Миша пытался спрашивать, зачем это нужно, но вразумительного ответа не дождался. Первая зарплата отбила у него настроение спрашивать. Его предупредили, чтобы он не вшивал в череп стальных листов, рентгенолог сразу это обнаружит. Он расписался и за это. И за возможные претензии. Что их не будет ни по-какому.
Девочки были хорошо одеты. Только ходили все в уродливых синяках. Миша сначала даже присматривался к Оле, а потом понял, что она сумасшедшая. О работе она никогда не говорила, а только о яхтах, хотя ни в каком яхт-клубе не состояла и вообще никогда не плавала. Маша говорила только о лаке для ногтей. Лак у нее был. Игорю было тяжелее всего – голова у него была совершенно расколота, и он подолгу маялся в больницах, а выйдя, нудно пил и шепотом жаловался на Старшего. Тот возился с бумагами и в рабочий зал заходил редко.
Мишу и это устраивало. Он знал, что времена тяжелые и надо быть поближе к настоящему делу.

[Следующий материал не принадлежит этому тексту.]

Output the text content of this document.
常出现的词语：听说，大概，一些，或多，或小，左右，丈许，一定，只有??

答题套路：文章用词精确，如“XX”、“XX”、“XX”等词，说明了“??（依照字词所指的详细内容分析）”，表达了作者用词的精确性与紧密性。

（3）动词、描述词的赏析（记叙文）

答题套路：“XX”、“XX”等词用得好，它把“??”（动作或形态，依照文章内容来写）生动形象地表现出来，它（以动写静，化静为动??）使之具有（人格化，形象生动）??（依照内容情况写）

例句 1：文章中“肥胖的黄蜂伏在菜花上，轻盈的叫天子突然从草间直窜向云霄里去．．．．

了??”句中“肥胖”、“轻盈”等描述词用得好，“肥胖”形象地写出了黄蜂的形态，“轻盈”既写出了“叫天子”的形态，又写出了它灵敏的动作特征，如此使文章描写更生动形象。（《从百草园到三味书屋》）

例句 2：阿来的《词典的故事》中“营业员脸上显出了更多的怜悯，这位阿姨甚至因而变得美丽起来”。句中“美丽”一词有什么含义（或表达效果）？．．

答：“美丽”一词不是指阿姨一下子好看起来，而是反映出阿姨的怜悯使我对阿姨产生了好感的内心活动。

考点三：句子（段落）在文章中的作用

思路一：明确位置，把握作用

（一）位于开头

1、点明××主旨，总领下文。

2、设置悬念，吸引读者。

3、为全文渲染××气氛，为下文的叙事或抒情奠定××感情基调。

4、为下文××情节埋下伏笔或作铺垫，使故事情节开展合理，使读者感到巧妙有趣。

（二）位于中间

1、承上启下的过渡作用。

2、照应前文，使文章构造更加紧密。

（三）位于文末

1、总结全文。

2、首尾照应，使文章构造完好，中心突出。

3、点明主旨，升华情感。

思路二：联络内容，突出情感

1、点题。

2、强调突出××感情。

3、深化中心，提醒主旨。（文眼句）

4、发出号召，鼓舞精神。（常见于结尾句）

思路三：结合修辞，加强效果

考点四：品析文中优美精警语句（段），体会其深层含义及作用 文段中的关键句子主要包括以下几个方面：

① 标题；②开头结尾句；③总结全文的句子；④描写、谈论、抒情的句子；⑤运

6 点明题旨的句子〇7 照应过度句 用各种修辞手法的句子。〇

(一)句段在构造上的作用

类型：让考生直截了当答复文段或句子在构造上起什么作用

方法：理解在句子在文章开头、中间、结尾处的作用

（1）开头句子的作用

Утром он приходил первым и открывал рабочий зал. Включал верхний конвейер, следил, как крюки цепляются на гири, становился под раздачу, глубоко вздыхал… и уже нажимая кнопку грузосброса, с наслаждением закрывал глаза.
Секс-Март
Декабрьским вечером Колычева занесло в Западное Концово. Надо же было хоть где-то побывать. Он проехал свою остановку и вышел. Светились ларьки, ходили угрюмые дяханы в кожанках, спешили нагруженные всякой ерундой женщины. Пятиэтажек почти не было видно за новостройками, уже увешанными бельем по балконам и плотно обставленными парковками. Машины стояли и по тротуарам. Было совершенно дико представить, что лет пять назад здесь было пустовато, тихо. «Пройдусь до рынка, выпью и назад», – подумалось Колычеву.

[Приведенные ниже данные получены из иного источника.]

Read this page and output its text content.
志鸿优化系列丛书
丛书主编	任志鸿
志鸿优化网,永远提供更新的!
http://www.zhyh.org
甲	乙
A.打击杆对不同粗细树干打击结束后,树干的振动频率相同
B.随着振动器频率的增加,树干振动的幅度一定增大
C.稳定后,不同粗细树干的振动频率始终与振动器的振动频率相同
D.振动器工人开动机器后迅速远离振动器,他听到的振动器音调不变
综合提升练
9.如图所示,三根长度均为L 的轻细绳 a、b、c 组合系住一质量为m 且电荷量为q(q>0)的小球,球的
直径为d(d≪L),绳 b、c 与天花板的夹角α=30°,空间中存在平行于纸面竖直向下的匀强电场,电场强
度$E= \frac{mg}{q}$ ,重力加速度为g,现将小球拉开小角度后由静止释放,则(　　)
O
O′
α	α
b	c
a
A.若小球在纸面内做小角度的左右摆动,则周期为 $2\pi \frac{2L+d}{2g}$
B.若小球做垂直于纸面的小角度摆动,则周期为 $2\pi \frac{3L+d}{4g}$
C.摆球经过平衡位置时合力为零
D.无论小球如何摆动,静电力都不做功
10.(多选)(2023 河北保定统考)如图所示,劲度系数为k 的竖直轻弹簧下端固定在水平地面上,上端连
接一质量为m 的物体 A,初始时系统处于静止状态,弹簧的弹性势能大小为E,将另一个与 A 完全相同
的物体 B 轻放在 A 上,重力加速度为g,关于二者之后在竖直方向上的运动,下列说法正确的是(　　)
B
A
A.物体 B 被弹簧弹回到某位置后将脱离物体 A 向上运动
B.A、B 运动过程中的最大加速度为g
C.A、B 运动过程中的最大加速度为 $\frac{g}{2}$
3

После пива захотелось за угол. К счастью, пустырь около Вериного дома еще был цел, то есть он еще существовал во всей своей неприглядности, заброшенный, изнаночный и цельный в этом. Из земли торчала проволока, виднелись свалки пакетов, черных мешков с теми же пакетами. Завывала пурга. На окраине пустыря виднелась огромная светящаяся туфта этажей в семь. Надпись гласила «Секс-Март».
«Зайду», – сказал себе вздрогнувший Колычев и зашел.

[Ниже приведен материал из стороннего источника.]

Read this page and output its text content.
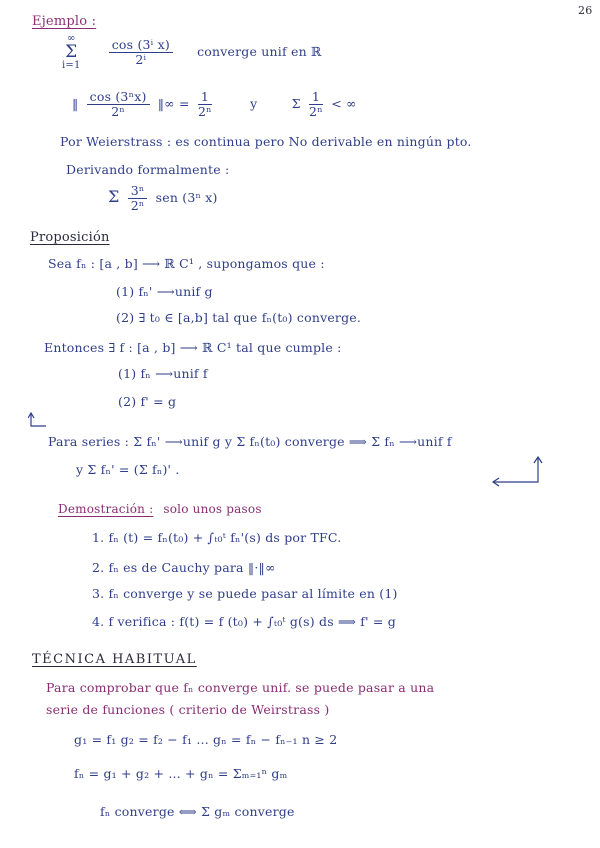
26
Ejemplo :
∞
Σ
$i=1 \frac{\text{cos (3ⁱ x)}}{\text{2ⁱ}}$ converge unif en ℝ
‖ $\frac{\text{cos (3ⁿx)}}{\text{2ⁿ}}$ ‖∞ = $\frac{1}{\text{2ⁿ}}$	y	Σ $\frac{1}{\text{2ⁿ}}$ < ∞
Por Weierstrass : es continua pero No derivable en ningún pto.
Derivando formalmente :
Σ $\frac{\text{3ⁿ}}{\text{2ⁿ}}$ sen (3ⁿ x)
Proposición
Sea fₙ : [a , b] ⟶ ℝ C¹ , supongamos que :
(1) fₙ' ⟶unif g
(2) ∃ t₀ ∈ [a,b] tal que fₙ(t₀) converge.
Entonces ∃ f : [a , b] ⟶ ℝ C¹ tal que cumple :
(1) fₙ ⟶unif f
(2) f' = g
Para series : Σ fₙ' ⟶unif g y Σ fₙ(t₀) converge ⟹ Σ fₙ ⟶unif f
y Σ fₙ' = (Σ fₙ)' .
Demostración : solo unos pasos
1. fₙ (t) = fₙ(t₀) + ∫ₜ₀ᵗ fₙ'(s) ds por TFC.
2. fₙ es de Cauchy para ‖·‖∞
3. fₙ converge y se puede pasar al límite en (1)
4. f verifica : f(t) = f (t₀) + ∫ₜ₀ᵗ g(s) ds ⟹ f' = g
TÉCNICA HABITUAL
Para comprobar que fₙ converge unif. se puede pasar a una
serie de funciones ( criterio de Weirstrass )
g₁ = f₁ g₂ = f₂ − f₁ ... gₙ = fₙ − fₙ₋₁ n ≥ 2
fₙ = g₁ + g₂ + ... + gₙ = Σₘ₌₁ⁿ gₘ
fₙ converge ⟺ Σ gₘ converge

Двери разъехались, и ковер заглушил шаги. Огромный фаллос перегораживал ему путь, светясь струящимися пузырьками. Черти и гномы протягивали ручонки, шевеля хвостиками. Работали эскалаторы, пахли неведомые цветы, лилась фиолетовая река. Мелодичные звуки облили пришельца дезодорантом смешков и будуарных стонов. Он шел и озирался, чувствуя свою неуместность, неумение веселиться и воспринимать все «изи», смайлиться и беззаботно глазеть на сокровища мира. Сходно он чувствовал себя в торжественных местах, на приемах, где ждали кого-то другого, не его, всегда не его.